Young cats are so exciting but they come with lots of work too. What is the most recommended age to bring a kitten home? The best age is twelve weeks old healthy kitten.


  • A fresh start – kittens let you start on a clean page where you can fill in the story. Cats haven’t had the chance to develop behavior problems and neurosis so it is up to you how to mold them.
  • Comedic relief – there’s nothing funnier than a confused kitten jumping in the air to catch flies or a kitten falling off a chair and looking shocked.
  • Training – you can be able to start training your kitten right away. Kittens respond well to a toy, attention, or treats. They can also be corrected gently for their unwanted behavior such as biting or scratching.
  • Other pets – existing dogs or cats in the house are more likely to quickly accept kittens than older cats.


  • Health – Young cats can have special health problems including feline leukemia, ringworm, ear mites, and worms. At times, they have sensitive tummies that can mean you need to find the right food for them.
  • Housetraining – Since you have to start fresh with kittens, you have to be patient in training them on how to use their litter boxes.
  • Safety – most of the time, kittens get into everything so your home should be free of clutter and you have to check for screens, holes in walls, etc.
  • Meowing – some young cats are extremely vocal and it often takes some training to solve this.

Middle-Aged Cats


  • Personality – adopting colder cats mean you can get a look at his personality before you bring him home.
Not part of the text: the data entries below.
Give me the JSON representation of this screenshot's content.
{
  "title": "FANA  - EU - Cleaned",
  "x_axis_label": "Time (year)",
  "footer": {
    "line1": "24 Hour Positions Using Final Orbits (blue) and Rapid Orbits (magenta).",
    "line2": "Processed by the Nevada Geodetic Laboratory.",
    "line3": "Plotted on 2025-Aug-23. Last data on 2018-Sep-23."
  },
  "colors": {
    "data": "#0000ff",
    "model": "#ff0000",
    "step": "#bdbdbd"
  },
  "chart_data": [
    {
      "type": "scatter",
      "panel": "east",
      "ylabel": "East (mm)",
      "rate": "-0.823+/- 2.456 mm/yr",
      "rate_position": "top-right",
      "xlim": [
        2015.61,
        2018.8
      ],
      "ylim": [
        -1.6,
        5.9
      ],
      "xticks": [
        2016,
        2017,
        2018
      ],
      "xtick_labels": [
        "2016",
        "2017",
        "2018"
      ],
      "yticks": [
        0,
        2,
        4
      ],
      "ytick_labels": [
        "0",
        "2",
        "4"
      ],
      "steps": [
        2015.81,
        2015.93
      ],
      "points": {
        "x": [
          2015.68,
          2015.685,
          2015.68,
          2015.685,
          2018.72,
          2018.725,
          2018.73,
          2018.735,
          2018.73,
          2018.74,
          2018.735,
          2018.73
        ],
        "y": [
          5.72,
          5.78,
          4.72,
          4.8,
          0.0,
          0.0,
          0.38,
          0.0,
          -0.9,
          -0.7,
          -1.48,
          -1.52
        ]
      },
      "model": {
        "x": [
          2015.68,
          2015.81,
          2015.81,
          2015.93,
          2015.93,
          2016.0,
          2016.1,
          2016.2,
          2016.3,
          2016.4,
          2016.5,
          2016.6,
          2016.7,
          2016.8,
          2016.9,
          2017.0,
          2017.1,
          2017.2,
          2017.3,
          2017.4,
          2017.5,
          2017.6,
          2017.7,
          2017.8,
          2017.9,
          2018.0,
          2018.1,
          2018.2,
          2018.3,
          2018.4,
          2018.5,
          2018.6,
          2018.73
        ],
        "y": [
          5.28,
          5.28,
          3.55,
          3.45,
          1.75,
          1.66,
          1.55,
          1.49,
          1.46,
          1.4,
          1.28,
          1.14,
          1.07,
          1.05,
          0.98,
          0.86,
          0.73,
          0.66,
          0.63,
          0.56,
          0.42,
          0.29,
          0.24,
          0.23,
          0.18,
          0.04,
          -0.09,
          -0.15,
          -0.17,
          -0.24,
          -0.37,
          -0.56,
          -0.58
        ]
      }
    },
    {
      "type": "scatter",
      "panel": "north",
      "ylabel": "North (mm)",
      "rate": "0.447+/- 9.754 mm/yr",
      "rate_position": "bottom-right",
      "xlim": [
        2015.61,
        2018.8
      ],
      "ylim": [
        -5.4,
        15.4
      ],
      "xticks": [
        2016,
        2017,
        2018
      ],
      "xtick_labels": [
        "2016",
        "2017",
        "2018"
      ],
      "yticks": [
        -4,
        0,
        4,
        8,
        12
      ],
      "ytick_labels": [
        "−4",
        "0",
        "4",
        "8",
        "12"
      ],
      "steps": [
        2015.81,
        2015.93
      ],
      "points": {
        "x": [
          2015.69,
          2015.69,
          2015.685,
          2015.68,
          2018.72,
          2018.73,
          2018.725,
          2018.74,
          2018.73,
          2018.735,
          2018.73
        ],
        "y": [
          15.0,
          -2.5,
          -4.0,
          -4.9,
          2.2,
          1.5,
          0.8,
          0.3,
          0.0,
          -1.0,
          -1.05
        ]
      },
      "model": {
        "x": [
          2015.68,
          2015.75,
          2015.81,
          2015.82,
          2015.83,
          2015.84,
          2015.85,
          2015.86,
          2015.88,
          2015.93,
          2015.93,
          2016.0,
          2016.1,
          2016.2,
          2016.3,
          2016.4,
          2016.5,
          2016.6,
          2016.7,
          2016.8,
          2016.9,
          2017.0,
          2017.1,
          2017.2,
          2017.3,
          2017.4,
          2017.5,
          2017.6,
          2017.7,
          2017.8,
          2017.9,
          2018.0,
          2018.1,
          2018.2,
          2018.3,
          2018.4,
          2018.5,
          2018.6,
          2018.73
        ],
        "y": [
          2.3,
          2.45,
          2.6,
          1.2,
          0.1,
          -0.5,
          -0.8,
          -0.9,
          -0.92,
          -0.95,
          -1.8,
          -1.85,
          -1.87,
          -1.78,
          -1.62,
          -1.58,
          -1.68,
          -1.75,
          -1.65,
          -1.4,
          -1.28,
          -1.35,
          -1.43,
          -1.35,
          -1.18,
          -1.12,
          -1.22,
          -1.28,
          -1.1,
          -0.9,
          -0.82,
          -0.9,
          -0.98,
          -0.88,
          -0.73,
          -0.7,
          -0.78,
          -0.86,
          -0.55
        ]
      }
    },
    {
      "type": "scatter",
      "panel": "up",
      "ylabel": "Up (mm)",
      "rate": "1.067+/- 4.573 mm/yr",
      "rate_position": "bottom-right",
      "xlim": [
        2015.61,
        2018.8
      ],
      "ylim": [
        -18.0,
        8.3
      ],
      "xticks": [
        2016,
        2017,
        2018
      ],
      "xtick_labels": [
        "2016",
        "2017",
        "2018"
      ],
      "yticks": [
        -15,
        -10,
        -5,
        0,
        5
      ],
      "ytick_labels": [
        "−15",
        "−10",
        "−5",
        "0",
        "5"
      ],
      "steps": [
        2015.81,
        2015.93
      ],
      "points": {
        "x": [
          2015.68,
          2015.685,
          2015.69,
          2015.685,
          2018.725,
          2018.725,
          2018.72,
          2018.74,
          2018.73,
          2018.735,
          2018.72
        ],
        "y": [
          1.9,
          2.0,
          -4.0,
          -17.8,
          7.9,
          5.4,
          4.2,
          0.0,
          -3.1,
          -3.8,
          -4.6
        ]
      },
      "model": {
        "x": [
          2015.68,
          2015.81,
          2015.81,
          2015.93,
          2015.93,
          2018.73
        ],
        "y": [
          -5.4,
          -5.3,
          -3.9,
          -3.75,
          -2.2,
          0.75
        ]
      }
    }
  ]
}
The shelter probably knows well if he is good with other dogs, cats, children, etc.
  • Activity – older cats are more placid and calmer.
  • Health – a cat is known to be the healthiest in their middle age. Your cat must have been evaluated by a vet and treated for immediate health conditions. 


  • Training – it can be more difficult to train older cats. Using tools like a water squirt bottle could help a lot to deter unwanted behavior.
  • Background – shelters usually do not know the exact background of middle-aged cats that means he could have some behavior or personality issues.


Common questions about what is the best age to adopt a cat

What is the ideal age to adopt a kitten?

Not until kittens reached 12 weeks old, they shouldn’t be separated from their mother. At around twelve weeks of age, kittens can go to their new homes and stay with their human parents. While some kittens are adopted at an earlier age, the closer you wait until the kitten reaches twelve or thirteen weeks will make things much easier for you and your new feline companion.

Is it better to adopt a kitten or a cat?

While adopting kittens might seem like the first answer to enter your mind, further thought must be given to adopting middle-aged or adult cats. Actually, kittens need more time for training and socialization and in general, more vet care is needed during his first year of life. Thus, if you’re a busy, working person, and adult cat might be the right option for you. 

Do cats get sad when rehomed?

It can take cats a long time to fully adapt to a new home and environment. Until your newly adopted feline companion adjusts to his new home, he will be possibly depressed and stressed out. If this is the case, he shouldn’t be punished for feeling that way. The best thing you can do as his new human parent is to show him more love and affection until he gets used to the environment.


Choosing a cat to add to your family is a very personal matter. Bear in mind that considering whether a young kitten or older cat fits your lifestyle is very important and knowing the possible underlying issues of every life stage can make your cat selection journey a much easier task.